Father Gives Up Fight for Son’s Life

ChelseaAssisted Suicide, Disabled2 Comments

Can a mother forget her infant, be without tenderness for the child of her womb? Even should she forget, I will never forget you. –Isaiah 49:15

Tragically, a severely disabled child in the UK, known only as “RB”, will soon be killed after his father withdrew his case against the boy’s mother who wants to have his ventilator removed. By all accounts I’ve read RB has no brain damage and is certainly not described as being in any kind of “vegetative state”. He was born with congenital myasthenic syndrome (CMS), a rare neuromuscular condition which severely limits the ability to breathe and move limbs. He’s been in the hospital since he was born about a year ago and needs a ventilator to help him breathe, but otherwise he’s cognitively sound and has been able to communicate with his parents and doctors.

To her credit, RB’s mother has been by his side from day one, but she soon decided that “the intolerable suffering experienced by her son must outweigh her own personal grief should she lose her child.” In other words, it is better for her child to be dead than disabled.

I cannot adequately express to you how heartbreaking it is for me to hear stories like this. Not only as a disabled person myself, but as a lover of all human life. If I have learned anything in the last ten years it is that 1.) life is good and beautiful just as it is, including its burden of suffering and that 2.) it is a crisis of faith that causes these otherwise well-meaning people to lose hope in the midst of suffering to the extent that killingis seen as a desirable alternative.

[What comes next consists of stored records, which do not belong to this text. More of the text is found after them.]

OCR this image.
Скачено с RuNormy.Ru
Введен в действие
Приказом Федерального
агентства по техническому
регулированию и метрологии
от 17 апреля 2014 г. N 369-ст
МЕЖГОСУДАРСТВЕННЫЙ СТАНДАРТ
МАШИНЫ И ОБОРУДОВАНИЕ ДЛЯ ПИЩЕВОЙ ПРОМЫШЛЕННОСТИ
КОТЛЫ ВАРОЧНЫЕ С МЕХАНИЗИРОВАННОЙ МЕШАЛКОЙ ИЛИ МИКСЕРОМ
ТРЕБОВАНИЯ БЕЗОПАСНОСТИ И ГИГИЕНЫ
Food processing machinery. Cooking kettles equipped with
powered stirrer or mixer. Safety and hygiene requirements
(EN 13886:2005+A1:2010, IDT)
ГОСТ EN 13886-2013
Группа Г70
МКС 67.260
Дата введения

“Our great drama,” writes Fr. Jaques Philippe, is that “Man does not have confidence in God.” If we do, St. Paul tells us:

we are not discouraged; rather, although our outer self is wasting away, our inner self is being renewed day by day. For this momentary light affliction is producing for us an eternal weight of glory beyond all comparison, as we look not to what is seen but to what is unseen; for what is seen is transitory, but what is unseen is eternal. (2 Corinth. 4:16-18)

For many, the presence of suffering and the frequent lack of consolations, or the experience of support from God, are great obstacles to abandonment to Divine Providence. But this is what it means to have faith:

First of all, in order to experience support from God we must open ourselves to Him and give Him room to work and reveal Himself in our lives. It is quite difficult to find what we are not seeking in the first place.

Secondly, we must be willing to accept the limits of our human ability to fully understand the Wisdom of God:

For my thoughts are not your thoughts, nor are your ways my ways, says the LORD. As high as the heavens are above the earth, so high are my ways above your ways and my thoughts above your thoughts. (Is. 55:8-9)

Certainly this is the case when it comes to understanding suffering. What human soul would have ever dreamed of choosing the scandal of the Cross as the means for our salvation? It is the Wisdom of God that rules all things, not the self-serving judgment of men. Of course it is difficult for any parent to see their child in pain. But killing is never an appropriate response to human suffering. Our call, rather, is to be convinced of the goodness and mercy of God and trust that He can use whatever unavoidable suffering befalls us, even the most “intolerable”, for our benefit.

We cannot have any mathematical or philosophical certitude of this; it can only be an act of faith. But it is precisely to this act of faith that we are invited bu the proclamation of the resurrection of Jesus, understood and received as the definitive victory of God over evil. (Fr. Jaques Philippe, Searching for and Maintaining Peace, p. 31)

Every human life, even when it is subject to pain, is infinitely blessed and valuable and worthy to be lived. Suffering does not diminish human dignity, killing does.

2 Comments on “Father Gives Up Fight for Son’s Life”

  1. Argh. Another case of a person (a mother, of all people!) whose version of “compassion” is really “a fastidious distaste for the suffering of others [or self]”. It’s sort of an “Eww! Kill it, kill it! Just get it out of my sight!” mentality… and it’s the cause of more deaths than just this (pending) one.

    God help that child, and especially his deceived parents…

  2. I really don’t think this mother said “Eww!” when she saw her son. But she has been taught to think that suffering is the worst possible evil. I think she is, as the host here said, deceived. She could easily have believed that she was suffering the loss of her son to spare him suffering.
    If there were a chance to intervene, to fight for the child’s life, to persuade her otherwise, we could do that, but since he has died, she needs only our prayers.